SABC now state broadcaster
WHOEVER had high hopes that South Africa would not go down the road that has been well-trodden by other African states since their independence must be sorely disappointed.
It’s taken a short seven years of the Jacob Zuma presidency to dismantle the nascent independence and professionalism of state institutions that Nelson Mandela and his successor Thabo Mbeki built during their terms of office.
The first institution to go when the current regime took charge was the specialised police unit, the Directorate of Special Operations, also known as the Scorpions.
Even the tax revenue service has not been spared the assault, with its former commissioner and now Minister of Finance Pravin Gordhan being threatened with arrest by acolytes who serve at the pleasure of our head of state.
But of all the acolytes and flunkeys who attend the Zuma court, none has been so brazen and so shameless in their eagerness to please the big chief as the de facto chief executive of the SABC, Hlaudi Motsoeneng.
Motsoeneng, whose actual designation is chief operating officer, runs the so-called public broadcaster as his personal fiefdom. In truth, the institution has long ceased to be in the service of the public, and is in reality a state broadcaster in the service of the dominant faction of the governing alliance, at the head of which sits our honourable president.
But even a footman of Motsoeneng’s calibre has outdone himself with his latest move to ban from television, images of protesters destroying public property.

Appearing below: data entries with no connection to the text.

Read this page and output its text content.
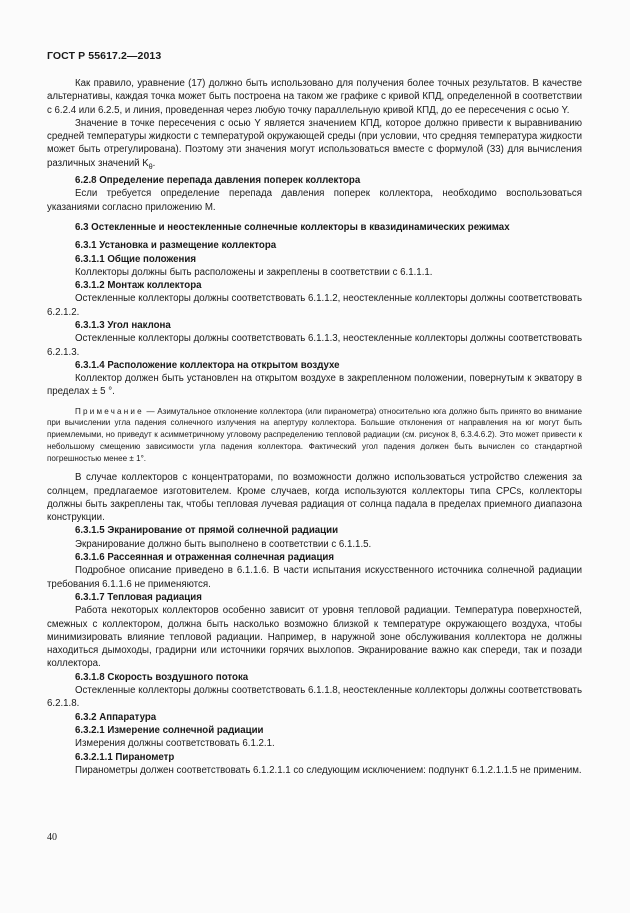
ГОСТ Р 55617.2—2013

Как правило, уравнение (17) должно быть использовано для получения более точных результатов. В качестве альтернативы, каждая точка может быть построена на таком же графике с кривой КПД, определенной в соответствии с 6.2.4 или 6.2.5, и линия, проведенная через любую точку параллельную кривой КПД, до ее пересечения с осью Y.

Значение в точке пересечения с осью Y является значением КПД, которое должно привести к выравниванию средней температуры жидкости с температурой окружающей среды (при условии, что средняя температура жидкости может быть отрегулирована). Поэтому эти значения могут использоваться вместе с формулой (33) для вычисления различных значений $K_\theta$.

6.2.8 Определение перепада давления поперек коллектора

Если требуется определение перепада давления поперек коллектора, необходимо воспользоваться указаниями согласно приложению М.

6.3 Остекленные и неостекленные солнечные коллекторы в квазидинамических режимах

6.3.1 Установка и размещение коллектора

6.3.1.1 Общие положения

Коллекторы должны быть расположены и закреплены в соответствии с 6.1.1.1.

6.3.1.2 Монтаж коллектора

Остекленные коллекторы должны соответствовать 6.1.1.2, неостекленные коллекторы должны соответствовать 6.2.1.2.

6.3.1.3 Угол наклона

Остекленные коллекторы должны соответствовать 6.1.1.3, неостекленные коллекторы должны соответствовать 6.2.1.3.

6.3.1.4 Расположение коллектора на открытом воздухе

Коллектор должен быть установлен на открытом воздухе в закрепленном положении, повернутым к экватору в пределах ± 5 °.

Примечание — Азимутальное отклонение коллектора (или пиранометра) относительно юга должно быть принято во внимание при вычислении угла падения солнечного излучения на апертуру коллектора. Большие отклонения от направления на юг могут быть приемлемыми, но приведут к асимметричному угловому распределению тепловой радиации (см. рисунок 8, 6.3.4.6.2). Это может привести к небольшому смещению зависимости угла падения коллектора. Фактический угол падения должен быть вычислен со стандартной погрешностью менее ± 1°.

В случае коллекторов с концентраторами, по возможности должно использоваться устройство слежения за солнцем, предлагаемое изготовителем. Кроме случаев, когда используются коллекторы типа CPCs, коллекторы должны быть закреплены так, чтобы тепловая лучевая радиация от солнца падала в пределах приемного диапазона конструкции.

6.3.1.5 Экранирование от прямой солнечной радиации

Экранирование должно быть выполнено в соответствии с 6.1.1.5.

6.3.1.6 Рассеянная и отраженная солнечная радиация

Подробное описание приведено в 6.1.1.6. В части испытания искусственного источника солнечной радиации требования 6.1.1.6 не применяются.

6.3.1.7 Тепловая радиация

Работа некоторых коллекторов особенно зависит от уровня тепловой радиации. Температура поверхностей, смежных с коллектором, должна быть насколько возможно близкой к температуре окружающего воздуха, чтобы минимизировать влияние тепловой радиации. Например, в наружной зоне обслуживания коллектора не должны находиться дымоходы, градирни или источники горячих выхлопов. Экранирование важно как спереди, так и позади коллектора.

6.3.1.8 Скорость воздушного потока

Остекленные коллекторы должны соответствовать 6.1.1.8, неостекленные коллекторы должны соответствовать 6.2.1.8.

6.3.2 Аппаратура

6.3.2.1 Измерение солнечной радиации

Измерения должны соответствовать 6.1.2.1.

6.3.2.1.1 Пиранометр

Пиранометры должен соответствовать 6.1.2.1.1 со следующим исключением: подпункт 6.1.2.1.1.5 не применим.

40
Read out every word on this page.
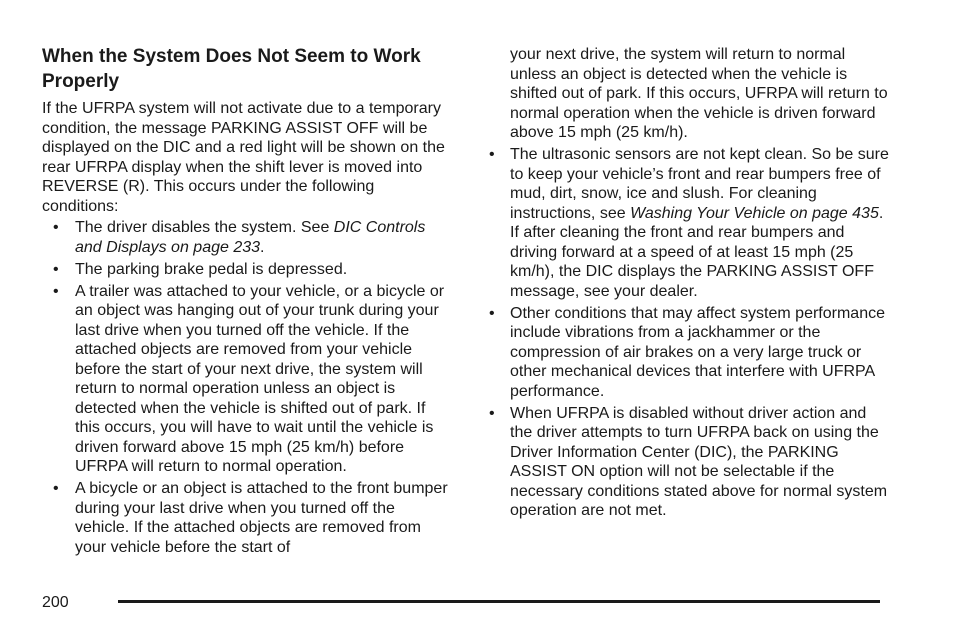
When the System Does Not Seem to Work Properly

If the UFRPA system will not activate due to a temporary condition, the message PARKING ASSIST OFF will be displayed on the DIC and a red light will be shown on the rear UFRPA display when the shift lever is moved into REVERSE (R). This occurs under the following conditions:

• The driver disables the system. See DIC Controls and Displays on page 233.
• The parking brake pedal is depressed.
• A trailer was attached to your vehicle, or a bicycle or an object was hanging out of your trunk during your last drive when you turned off the vehicle. If the attached objects are removed from your vehicle before the start of your next drive, the system will return to normal operation unless an object is detected when the vehicle is shifted out of park. If this occurs, you will have to wait until the vehicle is driven forward above 15 mph (25 km/h) before UFRPA will return to normal operation.
• A bicycle or an object is attached to the front bumper during your last drive when you turned off the vehicle. If the attached objects are removed from your vehicle before the start of
your next drive, the system will return to normal unless an object is detected when the vehicle is shifted out of park. If this occurs, UFRPA will return to normal operation when the vehicle is driven forward above 15 mph (25 km/h).
• The ultrasonic sensors are not kept clean. So be sure to keep your vehicle’s front and rear bumpers free of mud, dirt, snow, ice and slush. For cleaning instructions, see Washing Your Vehicle on page 435. If after cleaning the front and rear bumpers and driving forward at a speed of at least 15 mph (25 km/h), the DIC displays the PARKING ASSIST OFF message, see your dealer.
• Other conditions that may affect system performance include vibrations from a jackhammer or the compression of air brakes on a very large truck or other mechanical devices that interfere with UFRPA performance.
• When UFRPA is disabled without driver action and the driver attempts to turn UFRPA back on using the Driver Information Center (DIC), the PARKING ASSIST ON option will not be selectable if the necessary conditions stated above for normal system operation are not met.
200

Who is Motsoeneng to decide for millions of South Africans what they can watch on SABC news channels? Who gave him the mandate?

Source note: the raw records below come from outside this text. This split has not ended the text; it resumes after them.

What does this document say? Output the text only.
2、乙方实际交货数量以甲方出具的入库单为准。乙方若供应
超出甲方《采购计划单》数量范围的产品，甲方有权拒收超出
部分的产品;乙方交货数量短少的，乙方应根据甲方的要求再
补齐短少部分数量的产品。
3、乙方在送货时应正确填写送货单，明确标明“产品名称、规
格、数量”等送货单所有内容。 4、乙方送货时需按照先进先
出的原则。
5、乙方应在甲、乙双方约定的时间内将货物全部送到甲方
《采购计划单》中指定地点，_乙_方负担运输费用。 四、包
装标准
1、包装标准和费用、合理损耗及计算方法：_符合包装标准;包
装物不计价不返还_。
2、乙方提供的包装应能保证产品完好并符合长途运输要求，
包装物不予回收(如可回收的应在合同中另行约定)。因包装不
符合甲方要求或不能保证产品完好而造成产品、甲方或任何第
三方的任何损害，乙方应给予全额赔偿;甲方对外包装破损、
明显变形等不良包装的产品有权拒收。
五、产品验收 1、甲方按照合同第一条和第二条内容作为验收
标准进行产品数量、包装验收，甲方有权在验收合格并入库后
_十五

And how ironic that 22 years after the freedom election in 1994, the SABC has reverted to being an instrument of propaganda as it did under the apartheid government. In case some have forgotten, under the National Party, leaders of antiapartheid organisations such as the ANC were effectively banned from SABC channels.
Is this the same ANC which suffered so much under the oppressive regime which now allows its deployee at the SABC to censor the views of members of the public demonstrating their unhappiness at the failure of government to deliver services?

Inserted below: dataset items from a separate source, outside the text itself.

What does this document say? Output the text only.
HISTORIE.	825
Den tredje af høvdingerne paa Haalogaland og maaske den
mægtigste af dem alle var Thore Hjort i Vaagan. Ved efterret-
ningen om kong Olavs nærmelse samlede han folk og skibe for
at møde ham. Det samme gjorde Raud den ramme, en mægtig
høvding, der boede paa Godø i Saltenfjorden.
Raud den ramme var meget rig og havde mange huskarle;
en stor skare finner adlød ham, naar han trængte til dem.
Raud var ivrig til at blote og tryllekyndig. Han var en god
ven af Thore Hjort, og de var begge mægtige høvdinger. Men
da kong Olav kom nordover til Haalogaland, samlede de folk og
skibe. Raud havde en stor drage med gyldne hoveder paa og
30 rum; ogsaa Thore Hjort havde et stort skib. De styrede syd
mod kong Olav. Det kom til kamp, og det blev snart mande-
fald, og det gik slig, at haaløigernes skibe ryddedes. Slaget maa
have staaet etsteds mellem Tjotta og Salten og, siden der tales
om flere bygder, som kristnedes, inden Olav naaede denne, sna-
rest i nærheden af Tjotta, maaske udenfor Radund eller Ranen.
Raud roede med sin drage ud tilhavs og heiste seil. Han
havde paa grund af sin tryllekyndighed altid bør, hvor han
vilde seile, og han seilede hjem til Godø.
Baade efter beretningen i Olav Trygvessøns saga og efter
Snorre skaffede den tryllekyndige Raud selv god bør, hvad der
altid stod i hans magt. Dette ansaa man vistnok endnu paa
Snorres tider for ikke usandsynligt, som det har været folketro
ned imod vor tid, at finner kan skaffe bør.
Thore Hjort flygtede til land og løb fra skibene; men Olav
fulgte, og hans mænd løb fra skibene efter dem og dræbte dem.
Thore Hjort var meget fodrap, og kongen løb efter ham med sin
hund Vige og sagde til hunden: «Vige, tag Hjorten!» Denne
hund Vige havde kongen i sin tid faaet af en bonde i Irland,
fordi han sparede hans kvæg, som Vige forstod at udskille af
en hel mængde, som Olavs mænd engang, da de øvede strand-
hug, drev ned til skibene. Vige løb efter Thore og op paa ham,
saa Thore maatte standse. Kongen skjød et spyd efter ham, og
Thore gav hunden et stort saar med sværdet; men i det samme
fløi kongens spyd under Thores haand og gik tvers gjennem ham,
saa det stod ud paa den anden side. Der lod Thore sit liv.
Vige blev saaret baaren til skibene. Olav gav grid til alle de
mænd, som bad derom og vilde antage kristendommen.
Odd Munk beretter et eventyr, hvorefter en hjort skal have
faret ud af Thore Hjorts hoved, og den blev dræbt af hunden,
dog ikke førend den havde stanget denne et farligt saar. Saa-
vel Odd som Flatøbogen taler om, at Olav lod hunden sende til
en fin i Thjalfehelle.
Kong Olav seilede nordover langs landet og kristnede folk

Motsoeneng’s latest edict is not intended to discourage copycats from burning public property. Its main object is to shield the ANC from bad publicity ahead of the competitive local elections in two months.
The ANC is facing a tough election battle, arguably the toughest since the 1994 election. Motsoeneng is merely doing his part to ensure the governing party and his bosses have a competitive advantage in the propaganda stakes.
Welcome to Robert Mugabe’s Zimbabwe.
What a sad state of affairs for our country.